Though small retail tenants are the ones who contribute the most to the urban fabric, they have the least leverage and are the least fungible. A bank is mostly an assemblage of 1’s and 0’s. But independent restaurants are like endemic species in old-growth forests. They can’t just hippity-hoppity over to the next grove when theirs is chopped down. 

Assuming that Rambo is not about to parachute in and save America from the virus, I fear that the death rate for restaurants is going to be shocking — without a serious advocacy campaign, some effective local regulations, and/or a credible threat of having to drink Pepsi for the rest of eternity. 

I’m trying to address Steps 1 and 3 right now. 

As for Step 2, cities have traditionally allowed restaurants to perish before their eyes. They love to subsidize billion-dollar projects like stadiums, and they trip over themselves for Amazon. But they take for granted institutions that nourish their communities, economically, socially, and literally.

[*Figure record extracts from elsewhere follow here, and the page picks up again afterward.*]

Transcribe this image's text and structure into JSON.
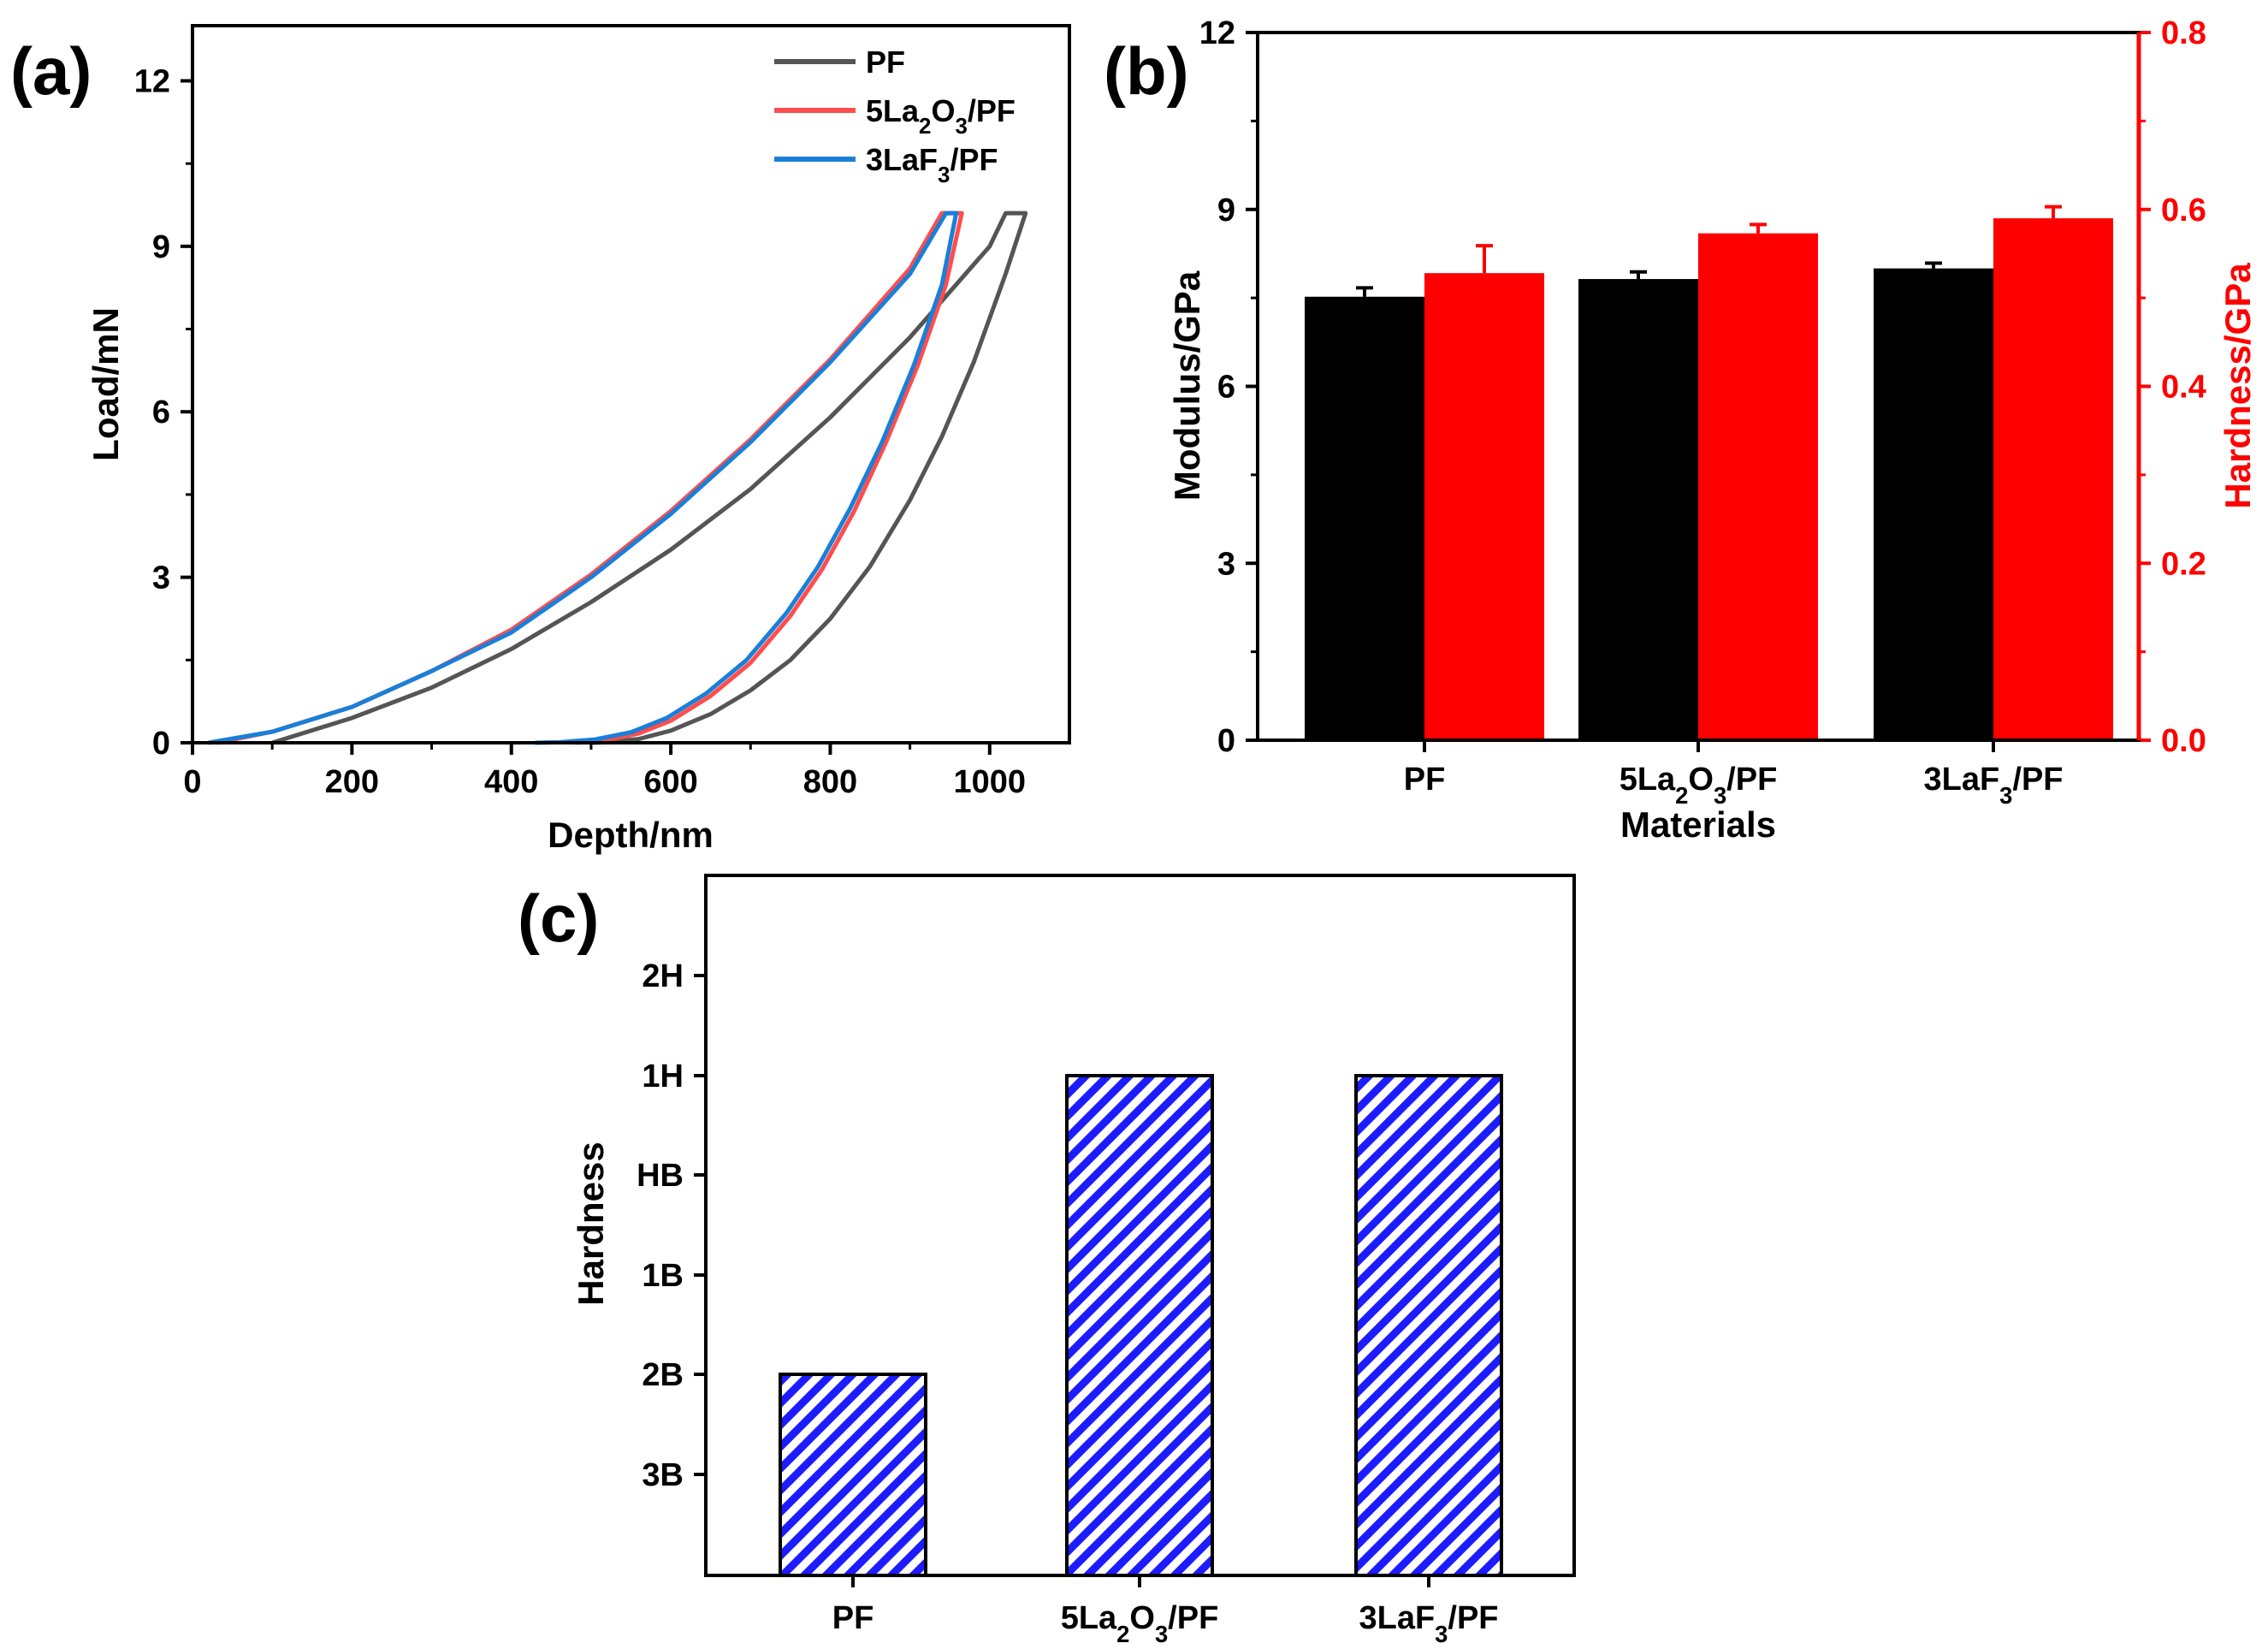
{
  "chart_data": [
    {
      "panel_label": "(a)",
      "type": "line",
      "xlabel": "Depth/nm",
      "ylabel": "Load/mN",
      "xlim": [
        0,
        1100
      ],
      "ylim": [
        0,
        13
      ],
      "xticks": [
        0,
        200,
        400,
        600,
        800,
        1000
      ],
      "yticks": [
        0,
        3,
        6,
        9,
        12
      ],
      "legend_position": "top-right",
      "series": [
        {
          "name_parts": [
            {
              "t": "PF"
            }
          ],
          "color": "#555555",
          "loading": {
            "x": [
              100,
              200,
              300,
              400,
              500,
              600,
              700,
              800,
              900,
              1000,
              1020
            ],
            "y": [
              0.0,
              0.45,
              1.0,
              1.7,
              2.55,
              3.5,
              4.6,
              5.9,
              7.35,
              9.0,
              9.6
            ]
          },
          "hold": {
            "x": [
              1020,
              1045
            ],
            "y": [
              9.6,
              9.6
            ]
          },
          "unloading": {
            "x": [
              1045,
              1020,
              980,
              940,
              900,
              850,
              800,
              750,
              700,
              650,
              600,
              560,
              520,
              500
            ],
            "y": [
              9.6,
              8.5,
              6.9,
              5.55,
              4.4,
              3.2,
              2.25,
              1.5,
              0.95,
              0.52,
              0.22,
              0.07,
              0.01,
              0.0
            ]
          }
        },
        {
          "name_parts": [
            {
              "t": "5La"
            },
            {
              "t": "2",
              "sub": true
            },
            {
              "t": "O"
            },
            {
              "t": "3",
              "sub": true
            },
            {
              "t": "/PF"
            }
          ],
          "color": "#ff4d4d",
          "loading": {
            "x": [
              30,
              100,
              200,
              300,
              400,
              500,
              600,
              700,
              800,
              900,
              940
            ],
            "y": [
              0.0,
              0.2,
              0.65,
              1.3,
              2.05,
              3.05,
              4.2,
              5.5,
              6.95,
              8.6,
              9.6
            ]
          },
          "hold": {
            "x": [
              940,
              965
            ],
            "y": [
              9.6,
              9.6
            ]
          },
          "unloading": {
            "x": [
              965,
              945,
              910,
              870,
              830,
              790,
              750,
              700,
              650,
              600,
              560,
              520,
              490,
              480
            ],
            "y": [
              9.6,
              8.3,
              6.85,
              5.45,
              4.2,
              3.15,
              2.3,
              1.45,
              0.85,
              0.4,
              0.17,
              0.05,
              0.01,
              0.0
            ]
          }
        },
        {
          "name_parts": [
            {
              "t": "3LaF"
            },
            {
              "t": "3",
              "sub": true
            },
            {
              "t": "/PF"
            }
          ],
          "color": "#1a7fd9",
          "loading": {
            "x": [
              20,
              100,
              200,
              300,
              400,
              500,
              600,
              700,
              800,
              900,
              945
            ],
            "y": [
              0.0,
              0.2,
              0.65,
              1.3,
              2.0,
              3.0,
              4.15,
              5.45,
              6.9,
              8.5,
              9.6
            ]
          },
          "hold": {
            "x": [
              945,
              958
            ],
            "y": [
              9.6,
              9.6
            ]
          },
          "unloading": {
            "x": [
              958,
              940,
              905,
              865,
              825,
              785,
              745,
              695,
              645,
              595,
              550,
              505,
              460,
              430
            ],
            "y": [
              9.6,
              8.3,
              6.85,
              5.45,
              4.25,
              3.2,
              2.35,
              1.5,
              0.9,
              0.45,
              0.19,
              0.06,
              0.01,
              0.0
            ]
          }
        }
      ]
    },
    {
      "panel_label": "(b)",
      "type": "bar",
      "xlabel": "Materials",
      "ylabel": "Modulus/GPa",
      "y2label": "Hardness/GPa",
      "ylim": [
        0,
        12
      ],
      "y2lim": [
        0,
        0.8
      ],
      "yticks": [
        0,
        3,
        6,
        9,
        12
      ],
      "y2ticks": [
        "0.0",
        "0.2",
        "0.4",
        "0.6",
        "0.8"
      ],
      "categories_parts": [
        [
          {
            "t": "PF"
          }
        ],
        [
          {
            "t": "5La"
          },
          {
            "t": "2",
            "sub": true
          },
          {
            "t": "O"
          },
          {
            "t": "3",
            "sub": true
          },
          {
            "t": "/PF"
          }
        ],
        [
          {
            "t": "3LaF"
          },
          {
            "t": "3",
            "sub": true
          },
          {
            "t": "/PF"
          }
        ]
      ],
      "series": [
        {
          "axis": "left",
          "color": "#000000",
          "values": [
            7.52,
            7.82,
            8.0
          ],
          "errors": [
            0.15,
            0.12,
            0.09
          ]
        },
        {
          "axis": "right",
          "color": "#ff0000",
          "values": [
            0.528,
            0.573,
            0.59
          ],
          "errors": [
            0.031,
            0.01,
            0.013
          ]
        }
      ]
    },
    {
      "panel_label": "(c)",
      "type": "bar",
      "ylabel": "Hardness",
      "yticks": [
        "3B",
        "2B",
        "1B",
        "HB",
        "1H",
        "2H"
      ],
      "categories_parts": [
        [
          {
            "t": "PF"
          }
        ],
        [
          {
            "t": "5La"
          },
          {
            "t": "2",
            "sub": true
          },
          {
            "t": "O"
          },
          {
            "t": "3",
            "sub": true
          },
          {
            "t": "/PF"
          }
        ],
        [
          {
            "t": "3LaF"
          },
          {
            "t": "3",
            "sub": true
          },
          {
            "t": "/PF"
          }
        ]
      ],
      "values": [
        "2B",
        "1H",
        "1H"
      ],
      "bar_color": "#1c1cff",
      "bar_pattern": "diagonal-hatch"
    }
  ]
}
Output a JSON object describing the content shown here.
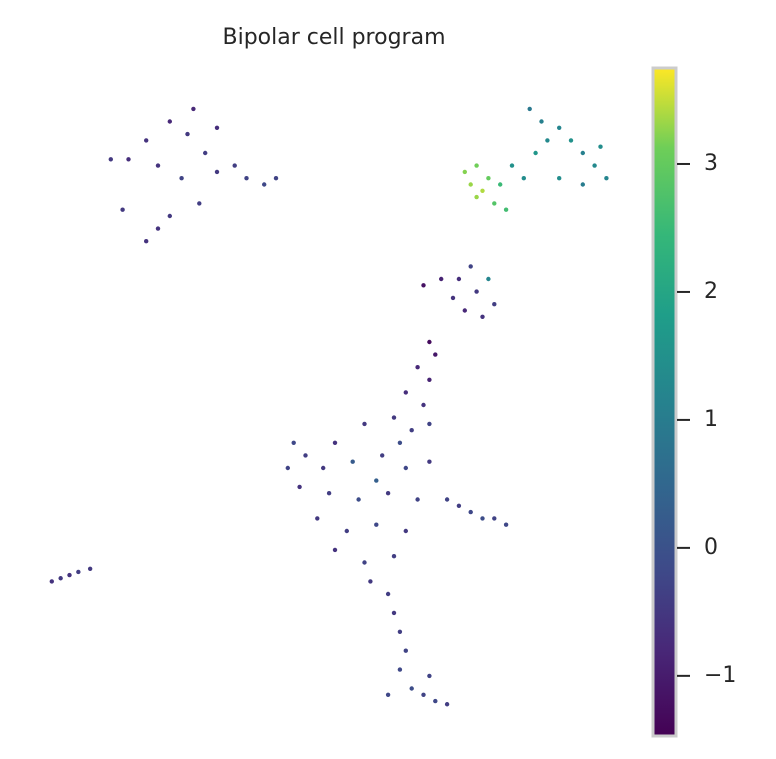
{
  "chart_data": {
    "type": "scatter",
    "title": "Bipolar cell program",
    "x": [
      18,
      22,
      25,
      28,
      20,
      24,
      30,
      33,
      35,
      38,
      40,
      15,
      12,
      27,
      22,
      20,
      18,
      14,
      30,
      26,
      72,
      73,
      74,
      75,
      76,
      74,
      77,
      78,
      79,
      80,
      82,
      84,
      86,
      88,
      90,
      92,
      94,
      96,
      92,
      88,
      85,
      83,
      95,
      65,
      68,
      71,
      74,
      77,
      75,
      72,
      70,
      76,
      73,
      66,
      67,
      64,
      66,
      62,
      65,
      60,
      63,
      66,
      55,
      50,
      45,
      42,
      48,
      53,
      58,
      62,
      66,
      44,
      49,
      54,
      59,
      64,
      47,
      52,
      57,
      62,
      50,
      55,
      60,
      56,
      59,
      43,
      57,
      61,
      69,
      71,
      73,
      75,
      77,
      79,
      60,
      61,
      62,
      61,
      63,
      65,
      67,
      69,
      66,
      59,
      2,
      3.5,
      5,
      6.5,
      8.5
    ],
    "y": [
      92,
      95,
      93,
      90,
      88,
      86,
      87,
      88,
      86,
      85,
      86,
      89,
      89,
      82,
      80,
      78,
      76,
      81,
      94,
      97,
      87,
      85,
      88,
      84,
      86,
      83,
      82,
      85,
      81,
      88,
      86,
      90,
      92,
      94,
      92,
      90,
      88,
      86,
      85,
      86,
      95,
      97,
      91,
      69,
      70,
      70,
      68,
      66,
      64,
      65,
      67,
      70,
      72,
      60,
      58,
      56,
      54,
      52,
      50,
      48,
      46,
      47,
      47,
      44,
      42,
      40,
      40,
      41,
      42,
      40,
      41,
      37,
      36,
      35,
      36,
      35,
      32,
      30,
      31,
      30,
      27,
      25,
      26,
      22,
      20,
      44,
      38,
      44,
      35,
      34,
      33,
      32,
      32,
      31,
      17,
      14,
      11,
      8,
      5,
      4,
      3,
      2.5,
      7,
      4,
      22,
      22.5,
      23,
      23.5,
      24
    ],
    "values": [
      -0.6,
      -0.8,
      -0.5,
      -0.4,
      -0.6,
      -0.3,
      -0.5,
      -0.4,
      -0.3,
      -0.2,
      -0.3,
      -0.7,
      -0.5,
      -0.4,
      -0.5,
      -0.6,
      -0.6,
      -0.5,
      -0.7,
      -0.8,
      3.2,
      3.3,
      3.1,
      3.4,
      3.0,
      3.3,
      2.8,
      2.5,
      2.6,
      1.5,
      1.4,
      1.6,
      1.3,
      1.2,
      1.5,
      1.1,
      1.3,
      1.2,
      1.0,
      1.4,
      1.1,
      0.9,
      1.4,
      -1.2,
      -0.9,
      -0.7,
      -0.5,
      -0.4,
      -0.6,
      -0.8,
      -0.6,
      1.2,
      -0.3,
      -1.3,
      -1.1,
      -0.8,
      -0.9,
      -0.7,
      -0.6,
      -0.5,
      -0.4,
      -0.3,
      -0.5,
      -0.6,
      -0.4,
      -0.3,
      -0.5,
      0.2,
      -0.4,
      -0.2,
      -0.5,
      -0.6,
      -0.4,
      -0.1,
      -0.5,
      -0.3,
      -0.5,
      -0.4,
      -0.2,
      -0.5,
      -0.6,
      -0.3,
      -0.4,
      -0.5,
      -0.4,
      -0.2,
      0.3,
      -0.1,
      -0.3,
      -0.4,
      -0.2,
      -0.1,
      -0.3,
      -0.2,
      -0.5,
      -0.4,
      -0.3,
      -0.2,
      -0.1,
      -0.3,
      -0.2,
      -0.4,
      -0.3,
      -0.2,
      -0.6,
      -0.5,
      -0.6,
      -0.4,
      -0.5
    ],
    "xlim": [
      0,
      100
    ],
    "ylim": [
      0,
      100
    ],
    "colormap": "viridis",
    "clim": [
      -1.47,
      3.75
    ],
    "cticks": [
      {
        "value": -1,
        "label": "−1"
      },
      0,
      1,
      2,
      3
    ]
  }
}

Of course, these regulations and whatever emergency measures cities are concocting are too little, too late. At this point in the crisis, cities are going to have to rely on the resilience of restaurateurs and the enlightened self-interest of landlords. If that doesn’t materialize, though, and the restaurant apocalypse comes to pass because of unforgiving landlords, it’s going to be terrible. And it would be doubly terrible if landlords oust their tenants only to replace them with plywood and tax write-downs.

And as people find other places to eat, planners will have to find new ways to bring life to their cities.

Update: Since this blog was posted, Senate Bill 939 has been introduced to create some protections for small businesses, including a moratoria on evictions and the right to renegotiate rents.